Artist-Statement

Mati Elmaliach

My works are a consequence of the reality of my life as an Israeli. They are created from my personal biography and the personal and collective memory of the society in which I live, and reflect the political and social reality encompassing us. As an artist working within the medium of photography, the main challenges facing me relate to the fact that the world is flooded with images. Thus, I chose not to create new images 'out of nothing', but to revisit, revise and revive existing images. This concept leads me to a practice that no longer adds images to the collective repository, but creates new images from those that already exist. I refer to the image as raw material, the basis of another image. The works constitute a new interpretive space for representations from the past.

My gaze focuses on images of my own personal archive, those of family and friends, or past images of others, that I do not know but try to comprehend. In the work process I attempt to keep aware of the history of the image; whether it is true or fiction; the insights that the original photographer impregnated in the photo; moreover – awareness of what I, as an artist, impose on the photographed object; embroidering relationships with images of the past.
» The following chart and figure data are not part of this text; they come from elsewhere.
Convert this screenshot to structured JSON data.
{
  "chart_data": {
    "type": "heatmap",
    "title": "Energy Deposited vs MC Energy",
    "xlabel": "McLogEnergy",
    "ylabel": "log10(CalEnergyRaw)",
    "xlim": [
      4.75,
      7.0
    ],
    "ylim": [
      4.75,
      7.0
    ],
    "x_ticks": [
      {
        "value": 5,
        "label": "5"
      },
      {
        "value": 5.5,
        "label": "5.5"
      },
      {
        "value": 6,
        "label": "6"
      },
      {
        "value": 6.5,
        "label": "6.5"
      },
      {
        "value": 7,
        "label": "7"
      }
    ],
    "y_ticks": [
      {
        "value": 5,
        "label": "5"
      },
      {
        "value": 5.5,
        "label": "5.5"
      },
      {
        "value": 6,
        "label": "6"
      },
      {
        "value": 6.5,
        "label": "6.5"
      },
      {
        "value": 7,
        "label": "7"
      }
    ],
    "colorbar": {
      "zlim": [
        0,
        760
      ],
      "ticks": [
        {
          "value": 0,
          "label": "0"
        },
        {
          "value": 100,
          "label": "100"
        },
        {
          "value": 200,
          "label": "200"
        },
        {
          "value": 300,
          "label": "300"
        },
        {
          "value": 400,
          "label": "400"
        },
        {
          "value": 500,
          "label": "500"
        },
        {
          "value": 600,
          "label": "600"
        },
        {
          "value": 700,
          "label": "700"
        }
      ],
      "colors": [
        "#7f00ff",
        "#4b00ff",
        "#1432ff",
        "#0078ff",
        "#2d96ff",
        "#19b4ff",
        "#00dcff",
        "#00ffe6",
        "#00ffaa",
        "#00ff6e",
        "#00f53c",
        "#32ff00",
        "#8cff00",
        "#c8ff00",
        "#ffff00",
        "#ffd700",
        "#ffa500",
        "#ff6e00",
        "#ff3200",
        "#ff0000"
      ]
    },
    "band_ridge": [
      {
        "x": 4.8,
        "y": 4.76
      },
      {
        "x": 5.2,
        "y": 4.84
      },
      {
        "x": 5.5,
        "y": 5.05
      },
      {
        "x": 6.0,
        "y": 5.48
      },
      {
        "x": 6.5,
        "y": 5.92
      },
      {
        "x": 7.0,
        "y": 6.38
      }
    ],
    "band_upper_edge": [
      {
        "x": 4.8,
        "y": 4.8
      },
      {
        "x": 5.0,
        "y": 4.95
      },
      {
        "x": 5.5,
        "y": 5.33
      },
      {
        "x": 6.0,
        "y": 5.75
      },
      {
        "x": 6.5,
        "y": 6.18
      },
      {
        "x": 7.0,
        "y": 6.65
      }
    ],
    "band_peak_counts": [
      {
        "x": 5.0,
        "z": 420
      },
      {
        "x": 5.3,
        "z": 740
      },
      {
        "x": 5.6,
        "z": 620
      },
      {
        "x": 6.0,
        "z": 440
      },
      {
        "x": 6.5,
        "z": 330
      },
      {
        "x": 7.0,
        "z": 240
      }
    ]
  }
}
I try to redefine the role of the image within the totality in which it is located. I examine how the photographed image can become an object, and seek the moment when it "unites" with the material and becomes the material itself. The image undergoes "disassembly" and "redefinition" and is now examined under a different range of values.

I examine how form, material and texture influence the photographed image. This is achieved through folding, duplicating, perforating, embroidery, and placing in space - a process in which the image becomes a platform or a starting point, physical matter, generating new re-defined images, in between two and three dimensions.

My works resonate and activate a familiar mechanism of empathy and compassion of the viewer, encountering an image that could have been in any Israeli or universal family album. On the other hand, they explore personal contexts and interpretations; re-examining the personal and collective memory, the gaps between truth and fiction, between object and image.